For the mashed potatoes

  • Add potatoes to a large pot and cover with cold water by 2 inches. Generously season the water with salt.
  • Cover and bring to a boil, then reduce heat and simmer 20–25 minutes until potatoes are tender.
  • Warm cream and butter together, then drain the potatoes. Return potatoes to the pot off heat and add half the cream and butter; mash until smooth. Add the remainder and finish mashing.
  • Stir in cream cheese until potatoes are smooth and silky. Season with salt and pepper to taste.

For the meat mixture

  • Heat oil in a 12-inch ovenproof skillet over medium. Sauté onion, carrots and rosemary until softened, about 5 minutes. Add garlic and ground meat and cook until no pink remains. Drain excess fat, leaving 1–2 tablespoons.
  • Stir in peas and corn and cook 2–3 minutes. Season with salt and pepper, then sprinkle flour over the mixture and stir for 1 minute. Add Guinness and Worcestershire sauce and simmer until slightly thickened, about 5 minutes.
  • Evenly distribute the meat filling, top with mashed potatoes in dollops and smooth lightly. Bake 20 minutes until the top browns; broil 2–3 minutes if desired for a golden crust. Garnish and serve.

Notes

I recommend making the mashed potatoes ahead of time and storing them until you’re ready to assemble. They can be made a day in advance.

Because the potatoes tend to stick to the meat, place large dollops around the surface and smooth with the back of a spoon rather than trying to spread them thinly.

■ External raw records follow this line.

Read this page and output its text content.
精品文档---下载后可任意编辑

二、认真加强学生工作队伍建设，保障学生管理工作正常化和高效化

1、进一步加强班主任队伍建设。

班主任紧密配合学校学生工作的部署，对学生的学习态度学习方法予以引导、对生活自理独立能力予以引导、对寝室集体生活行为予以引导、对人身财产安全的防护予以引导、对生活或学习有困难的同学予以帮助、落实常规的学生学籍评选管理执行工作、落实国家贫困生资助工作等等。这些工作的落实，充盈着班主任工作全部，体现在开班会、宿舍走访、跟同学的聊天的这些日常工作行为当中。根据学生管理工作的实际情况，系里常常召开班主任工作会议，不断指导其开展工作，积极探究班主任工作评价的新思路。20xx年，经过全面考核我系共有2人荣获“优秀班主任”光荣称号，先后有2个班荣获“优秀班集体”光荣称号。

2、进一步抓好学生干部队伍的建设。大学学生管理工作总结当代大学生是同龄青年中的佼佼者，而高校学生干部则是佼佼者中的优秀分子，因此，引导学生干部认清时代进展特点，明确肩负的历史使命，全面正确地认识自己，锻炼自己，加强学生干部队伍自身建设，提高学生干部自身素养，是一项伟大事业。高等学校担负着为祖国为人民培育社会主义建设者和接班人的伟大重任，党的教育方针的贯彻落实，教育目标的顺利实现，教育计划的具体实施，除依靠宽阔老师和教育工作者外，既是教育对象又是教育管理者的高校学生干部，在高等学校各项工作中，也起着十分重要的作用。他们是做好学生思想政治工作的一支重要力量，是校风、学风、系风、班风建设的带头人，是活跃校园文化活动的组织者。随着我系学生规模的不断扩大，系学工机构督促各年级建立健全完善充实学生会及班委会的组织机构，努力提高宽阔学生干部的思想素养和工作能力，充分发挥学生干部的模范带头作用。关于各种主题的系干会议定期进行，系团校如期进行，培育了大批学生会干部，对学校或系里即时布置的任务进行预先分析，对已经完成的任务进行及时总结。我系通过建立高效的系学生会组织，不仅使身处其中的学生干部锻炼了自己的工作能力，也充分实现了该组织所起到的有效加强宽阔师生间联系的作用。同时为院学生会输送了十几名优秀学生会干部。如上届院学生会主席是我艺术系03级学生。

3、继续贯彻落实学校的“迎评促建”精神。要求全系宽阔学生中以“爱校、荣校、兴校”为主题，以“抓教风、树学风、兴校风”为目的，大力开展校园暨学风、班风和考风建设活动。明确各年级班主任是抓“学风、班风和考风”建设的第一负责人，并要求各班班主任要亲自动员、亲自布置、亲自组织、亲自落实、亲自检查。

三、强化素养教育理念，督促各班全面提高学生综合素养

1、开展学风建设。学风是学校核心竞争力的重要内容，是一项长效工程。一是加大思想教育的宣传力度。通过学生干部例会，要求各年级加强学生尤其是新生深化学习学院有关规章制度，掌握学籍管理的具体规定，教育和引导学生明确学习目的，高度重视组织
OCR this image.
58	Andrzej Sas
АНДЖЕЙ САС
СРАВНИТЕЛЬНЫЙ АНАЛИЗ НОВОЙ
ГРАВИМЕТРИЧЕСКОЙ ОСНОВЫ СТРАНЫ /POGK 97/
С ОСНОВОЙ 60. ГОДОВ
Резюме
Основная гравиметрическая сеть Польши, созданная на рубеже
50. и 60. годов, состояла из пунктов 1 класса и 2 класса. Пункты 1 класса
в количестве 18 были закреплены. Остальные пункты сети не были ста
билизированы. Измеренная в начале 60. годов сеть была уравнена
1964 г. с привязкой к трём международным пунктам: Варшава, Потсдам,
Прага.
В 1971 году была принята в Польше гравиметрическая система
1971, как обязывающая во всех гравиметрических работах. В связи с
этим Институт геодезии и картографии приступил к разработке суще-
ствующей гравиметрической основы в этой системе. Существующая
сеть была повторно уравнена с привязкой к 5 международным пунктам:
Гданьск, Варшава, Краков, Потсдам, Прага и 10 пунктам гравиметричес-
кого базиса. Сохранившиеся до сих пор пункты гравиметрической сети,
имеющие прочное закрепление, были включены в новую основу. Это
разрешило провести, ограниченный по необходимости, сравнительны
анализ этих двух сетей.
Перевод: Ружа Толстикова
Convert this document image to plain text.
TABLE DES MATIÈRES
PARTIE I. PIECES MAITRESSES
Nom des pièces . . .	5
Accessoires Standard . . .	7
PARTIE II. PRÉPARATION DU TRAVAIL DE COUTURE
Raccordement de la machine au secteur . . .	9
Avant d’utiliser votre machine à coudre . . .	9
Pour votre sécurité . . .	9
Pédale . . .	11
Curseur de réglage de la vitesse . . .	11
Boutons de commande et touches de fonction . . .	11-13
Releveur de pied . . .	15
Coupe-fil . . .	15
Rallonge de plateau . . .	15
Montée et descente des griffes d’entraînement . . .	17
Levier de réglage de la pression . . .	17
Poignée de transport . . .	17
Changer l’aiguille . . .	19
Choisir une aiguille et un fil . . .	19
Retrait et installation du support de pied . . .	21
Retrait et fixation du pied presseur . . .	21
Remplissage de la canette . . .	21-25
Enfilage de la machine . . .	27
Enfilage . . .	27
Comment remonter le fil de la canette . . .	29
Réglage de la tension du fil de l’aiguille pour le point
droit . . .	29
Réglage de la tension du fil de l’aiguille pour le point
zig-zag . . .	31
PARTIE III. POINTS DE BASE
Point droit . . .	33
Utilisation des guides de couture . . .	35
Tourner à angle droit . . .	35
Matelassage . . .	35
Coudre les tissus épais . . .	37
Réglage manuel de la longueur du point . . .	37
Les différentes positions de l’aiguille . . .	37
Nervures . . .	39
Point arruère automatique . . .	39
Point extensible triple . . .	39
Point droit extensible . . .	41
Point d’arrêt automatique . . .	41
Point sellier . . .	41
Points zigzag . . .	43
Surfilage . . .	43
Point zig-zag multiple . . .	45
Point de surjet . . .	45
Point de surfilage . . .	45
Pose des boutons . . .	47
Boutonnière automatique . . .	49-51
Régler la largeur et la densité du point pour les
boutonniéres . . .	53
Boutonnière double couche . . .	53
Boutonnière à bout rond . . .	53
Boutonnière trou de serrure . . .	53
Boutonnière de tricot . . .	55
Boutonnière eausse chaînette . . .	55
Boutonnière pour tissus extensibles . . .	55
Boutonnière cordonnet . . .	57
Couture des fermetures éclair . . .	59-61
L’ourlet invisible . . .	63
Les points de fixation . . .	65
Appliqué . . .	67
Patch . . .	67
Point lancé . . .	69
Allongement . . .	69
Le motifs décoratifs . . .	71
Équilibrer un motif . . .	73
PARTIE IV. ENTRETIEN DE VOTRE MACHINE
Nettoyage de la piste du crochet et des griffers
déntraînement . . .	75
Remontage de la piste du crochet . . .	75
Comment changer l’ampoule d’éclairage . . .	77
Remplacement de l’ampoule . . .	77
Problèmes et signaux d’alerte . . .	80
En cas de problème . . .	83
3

Bake to crisp the top of the potatoes, then broil briefly for a deep golden crust—watch carefully to avoid burning.

Frozen vegetables generally give better color and texture than canned, with canned corn as an acceptable exception.

Nutrition

Serving: 1 piece
Calories: 572 kcal
Carbohydrates: 57.2 g
Protein: 30.9 g
Fat: 23.3 g
Saturated Fat: 12.2 g
Cholesterol: 109 mg
Sodium: 314 mg
Fiber: 9.1 g
Sugar: 8.2 g

Nutrition information is automatically calculated and should be used as an approximation.